Chapter 3 describes incidents from Okonkwo’s childhood and young adulthood—incidents that have contributed to Okonkwo’s flawed character.
According to the first story from Okonkwo’s past, his father, Unoka, consulted the Oracle of the Hills and Caves, asking why he had produced bad harvests each year in spite of his sacrifices and planting procedures. During his story, Chika (the priestess of the Oracle) interrupted him angrily and told him that he hadn’t offended the gods, but in his laziness, he took the easy way out by planting on exhausted land. She told him to go home and work like a man.
Bad fortune followed Unoka, even to his death. He died of swelling in his stomach and limbs—an affliction not acceptable to Ani, the earth goddess. He therefore could not be buried properly, so he was taken to the Evil Forest to rot, making Okonkwo even more ashamed of his father.

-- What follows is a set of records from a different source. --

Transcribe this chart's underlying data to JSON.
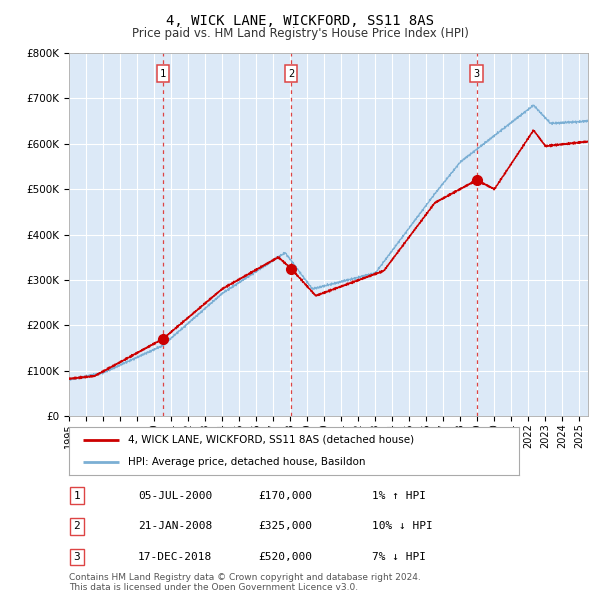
{
  "title": "4, WICK LANE, WICKFORD, SS11 8AS",
  "subtitle": "Price paid vs. HM Land Registry's House Price Index (HPI)",
  "background_color": "#dce9f7",
  "ylim": [
    0,
    800000
  ],
  "yticks": [
    0,
    100000,
    200000,
    300000,
    400000,
    500000,
    600000,
    700000,
    800000
  ],
  "ytick_labels": [
    "£0",
    "£100K",
    "£200K",
    "£300K",
    "£400K",
    "£500K",
    "£600K",
    "£700K",
    "£800K"
  ],
  "hpi_color": "#7bafd4",
  "price_color": "#cc0000",
  "dashed_line_color": "#dd4444",
  "sale1_date": 2000.52,
  "sale1_price": 170000,
  "sale1_label": "05-JUL-2000",
  "sale1_pct": "1% ↑ HPI",
  "sale2_date": 2008.05,
  "sale2_price": 325000,
  "sale2_label": "21-JAN-2008",
  "sale2_pct": "10% ↓ HPI",
  "sale3_date": 2018.96,
  "sale3_price": 520000,
  "sale3_label": "17-DEC-2018",
  "sale3_pct": "7% ↓ HPI",
  "legend_line1": "4, WICK LANE, WICKFORD, SS11 8AS (detached house)",
  "legend_line2": "HPI: Average price, detached house, Basildon",
  "footer1": "Contains HM Land Registry data © Crown copyright and database right 2024.",
  "footer2": "This data is licensed under the Open Government Licence v3.0.",
  "xmin": 1995.0,
  "xmax": 2025.5
}
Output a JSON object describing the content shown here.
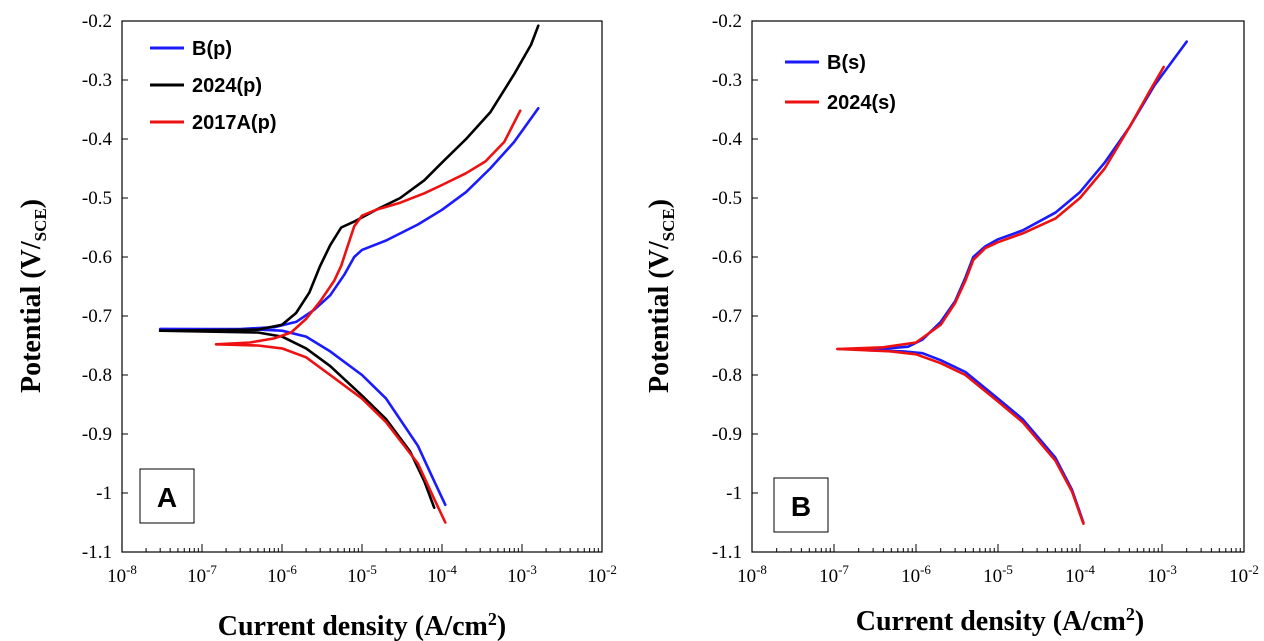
{
  "chart_data": [
    {
      "type": "line",
      "panel_label": "A",
      "xlabel": "Current density (A/cm²)",
      "ylabel": "Potential (V/SCE)",
      "xscale": "log",
      "xlim": [
        1e-08,
        0.01
      ],
      "ylim": [
        -1.1,
        -0.2
      ],
      "x_tick_labels": [
        "10-8",
        "10-7",
        "10-6",
        "10-5",
        "10-4",
        "10-3",
        "10-2"
      ],
      "y_tick_labels": [
        "-0.2",
        "-0.3",
        "-0.4",
        "-0.5",
        "-0.6",
        "-0.7",
        "-0.8",
        "-0.9",
        "-1",
        "-1.1"
      ],
      "legend_position": "top-left",
      "grid": false,
      "series": [
        {
          "name": "B(p)",
          "color": "#1a1aff",
          "anodic": [
            [
              3e-08,
              -0.722
            ],
            [
              3e-07,
              -0.722
            ],
            [
              8e-07,
              -0.719
            ],
            [
              1.5e-06,
              -0.71
            ],
            [
              2.5e-06,
              -0.69
            ],
            [
              4e-06,
              -0.665
            ],
            [
              6e-06,
              -0.63
            ],
            [
              8e-06,
              -0.6
            ],
            [
              1e-05,
              -0.588
            ],
            [
              2e-05,
              -0.572
            ],
            [
              5e-05,
              -0.545
            ],
            [
              0.0001,
              -0.52
            ],
            [
              0.0002,
              -0.49
            ],
            [
              0.0004,
              -0.45
            ],
            [
              0.0008,
              -0.405
            ],
            [
              0.0016,
              -0.348
            ]
          ],
          "cathodic": [
            [
              3e-08,
              -0.722
            ],
            [
              5e-07,
              -0.723
            ],
            [
              1e-06,
              -0.725
            ],
            [
              2e-06,
              -0.735
            ],
            [
              4e-06,
              -0.76
            ],
            [
              1e-05,
              -0.8
            ],
            [
              2e-05,
              -0.84
            ],
            [
              5e-05,
              -0.92
            ],
            [
              8e-05,
              -0.98
            ],
            [
              0.00011,
              -1.02
            ]
          ]
        },
        {
          "name": "2024(p)",
          "color": "#000000",
          "anodic": [
            [
              3e-08,
              -0.725
            ],
            [
              5e-07,
              -0.723
            ],
            [
              1e-06,
              -0.715
            ],
            [
              1.5e-06,
              -0.695
            ],
            [
              2.2e-06,
              -0.66
            ],
            [
              3e-06,
              -0.615
            ],
            [
              4e-06,
              -0.58
            ],
            [
              5.5e-06,
              -0.55
            ],
            [
              8e-06,
              -0.54
            ],
            [
              1.5e-05,
              -0.52
            ],
            [
              3e-05,
              -0.5
            ],
            [
              6e-05,
              -0.47
            ],
            [
              0.0001,
              -0.44
            ],
            [
              0.0002,
              -0.4
            ],
            [
              0.0004,
              -0.355
            ],
            [
              0.0008,
              -0.29
            ],
            [
              0.0013,
              -0.24
            ],
            [
              0.0016,
              -0.208
            ]
          ],
          "cathodic": [
            [
              3e-08,
              -0.725
            ],
            [
              5e-07,
              -0.728
            ],
            [
              1e-06,
              -0.735
            ],
            [
              2e-06,
              -0.755
            ],
            [
              4e-06,
              -0.785
            ],
            [
              1e-05,
              -0.835
            ],
            [
              2e-05,
              -0.875
            ],
            [
              4e-05,
              -0.93
            ],
            [
              6e-05,
              -0.98
            ],
            [
              8e-05,
              -1.025
            ]
          ]
        },
        {
          "name": "2017A(p)",
          "color": "#ee1111",
          "anodic": [
            [
              1.5e-07,
              -0.748
            ],
            [
              4e-07,
              -0.745
            ],
            [
              8e-07,
              -0.738
            ],
            [
              1.3e-06,
              -0.728
            ],
            [
              2e-06,
              -0.705
            ],
            [
              3e-06,
              -0.675
            ],
            [
              4.5e-06,
              -0.64
            ],
            [
              5.5e-06,
              -0.615
            ],
            [
              6.5e-06,
              -0.585
            ],
            [
              8e-06,
              -0.548
            ],
            [
              1e-05,
              -0.53
            ],
            [
              1.5e-05,
              -0.52
            ],
            [
              3e-05,
              -0.508
            ],
            [
              6e-05,
              -0.492
            ],
            [
              0.0001,
              -0.478
            ],
            [
              0.0002,
              -0.458
            ],
            [
              0.00035,
              -0.438
            ],
            [
              0.0006,
              -0.405
            ],
            [
              0.00095,
              -0.352
            ]
          ],
          "cathodic": [
            [
              1.5e-07,
              -0.748
            ],
            [
              5e-07,
              -0.75
            ],
            [
              1e-06,
              -0.755
            ],
            [
              2e-06,
              -0.77
            ],
            [
              4e-06,
              -0.8
            ],
            [
              1e-05,
              -0.84
            ],
            [
              2e-05,
              -0.88
            ],
            [
              5e-05,
              -0.95
            ],
            [
              8e-05,
              -1.01
            ],
            [
              0.00011,
              -1.05
            ]
          ]
        }
      ]
    },
    {
      "type": "line",
      "panel_label": "B",
      "xlabel": "Current density (A/cm²)",
      "ylabel": "Potential (V/SCE)",
      "xscale": "log",
      "xlim": [
        1e-08,
        0.01
      ],
      "ylim": [
        -1.1,
        -0.2
      ],
      "x_tick_labels": [
        "10-8",
        "10-7",
        "10-6",
        "10-5",
        "10-4",
        "10-3",
        "10-2"
      ],
      "y_tick_labels": [
        "-0.2",
        "-0.3",
        "-0.4",
        "-0.5",
        "-0.6",
        "-0.7",
        "-0.8",
        "-0.9",
        "-1",
        "-1.1"
      ],
      "legend_position": "top-left",
      "grid": false,
      "series": [
        {
          "name": "B(s)",
          "color": "#1a1aff",
          "anodic": [
            [
              2.5e-07,
              -0.758
            ],
            [
              8e-07,
              -0.752
            ],
            [
              1.2e-06,
              -0.74
            ],
            [
              2e-06,
              -0.71
            ],
            [
              3e-06,
              -0.675
            ],
            [
              4e-06,
              -0.635
            ],
            [
              5e-06,
              -0.6
            ],
            [
              7e-06,
              -0.582
            ],
            [
              1e-05,
              -0.57
            ],
            [
              2e-05,
              -0.555
            ],
            [
              5e-05,
              -0.525
            ],
            [
              0.0001,
              -0.49
            ],
            [
              0.0002,
              -0.44
            ],
            [
              0.0004,
              -0.38
            ],
            [
              0.0008,
              -0.31
            ],
            [
              0.002,
              -0.235
            ]
          ],
          "cathodic": [
            [
              2.5e-07,
              -0.758
            ],
            [
              7e-07,
              -0.76
            ],
            [
              1.2e-06,
              -0.763
            ],
            [
              2e-06,
              -0.775
            ],
            [
              4e-06,
              -0.795
            ],
            [
              1e-05,
              -0.84
            ],
            [
              2e-05,
              -0.875
            ],
            [
              5e-05,
              -0.94
            ],
            [
              8e-05,
              -0.995
            ],
            [
              0.00011,
              -1.05
            ]
          ]
        },
        {
          "name": "2024(s)",
          "color": "#ee1111",
          "anodic": [
            [
              1.1e-07,
              -0.756
            ],
            [
              4e-07,
              -0.753
            ],
            [
              1e-06,
              -0.745
            ],
            [
              2e-06,
              -0.715
            ],
            [
              3e-06,
              -0.678
            ],
            [
              4e-06,
              -0.64
            ],
            [
              5e-06,
              -0.605
            ],
            [
              7e-06,
              -0.585
            ],
            [
              1e-05,
              -0.575
            ],
            [
              2e-05,
              -0.56
            ],
            [
              5e-05,
              -0.535
            ],
            [
              0.0001,
              -0.5
            ],
            [
              0.0002,
              -0.45
            ],
            [
              0.0004,
              -0.38
            ],
            [
              0.0007,
              -0.32
            ],
            [
              0.00105,
              -0.278
            ]
          ],
          "cathodic": [
            [
              1.1e-07,
              -0.756
            ],
            [
              5e-07,
              -0.76
            ],
            [
              1e-06,
              -0.765
            ],
            [
              2e-06,
              -0.78
            ],
            [
              4e-06,
              -0.8
            ],
            [
              1e-05,
              -0.845
            ],
            [
              2e-05,
              -0.88
            ],
            [
              5e-05,
              -0.945
            ],
            [
              8e-05,
              -0.998
            ],
            [
              0.00011,
              -1.052
            ]
          ]
        }
      ]
    }
  ]
}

In the second story from Okonkwo’s past, the young Okonkwo was preparing to plant his first farm in yams—a man’s crop—while his mother and sisters grew women’s crops—such things as coco-yams and cassava. Because Okonkwo had received nothing from his father, he began his farming through share-cropping. To get help for his planting, he visited Nwakibie, a great man of the village, symbolized by his three barns, nine wives, and thirty children. After the proper greetings and rituals, Okonkwo asked Nwakibie for seed-yams and pledges his hard work in growing and harvesting them. According to the share-cropping contract, Okonkwo would return two-thirds of what he grew to Nwakibie and receive only a third of the total crop for himself, his parents, and his sisters. Nwakibie had already turned down similar requests from other young men. But he acknowledged Okonkwo’s earnestness and ambition and gave Okonkwo twice the number of seed-yams he’d hoped for.
The growing season that followed was disastrous for Okonkwo as well as for most other farmers of the village. The land suffered first a great drought and then unending rain and floods—a combination ruinous to the season’s harvest. Okonkwo was deeply discouraged, but he knew that he would survive because of his determination to succeed.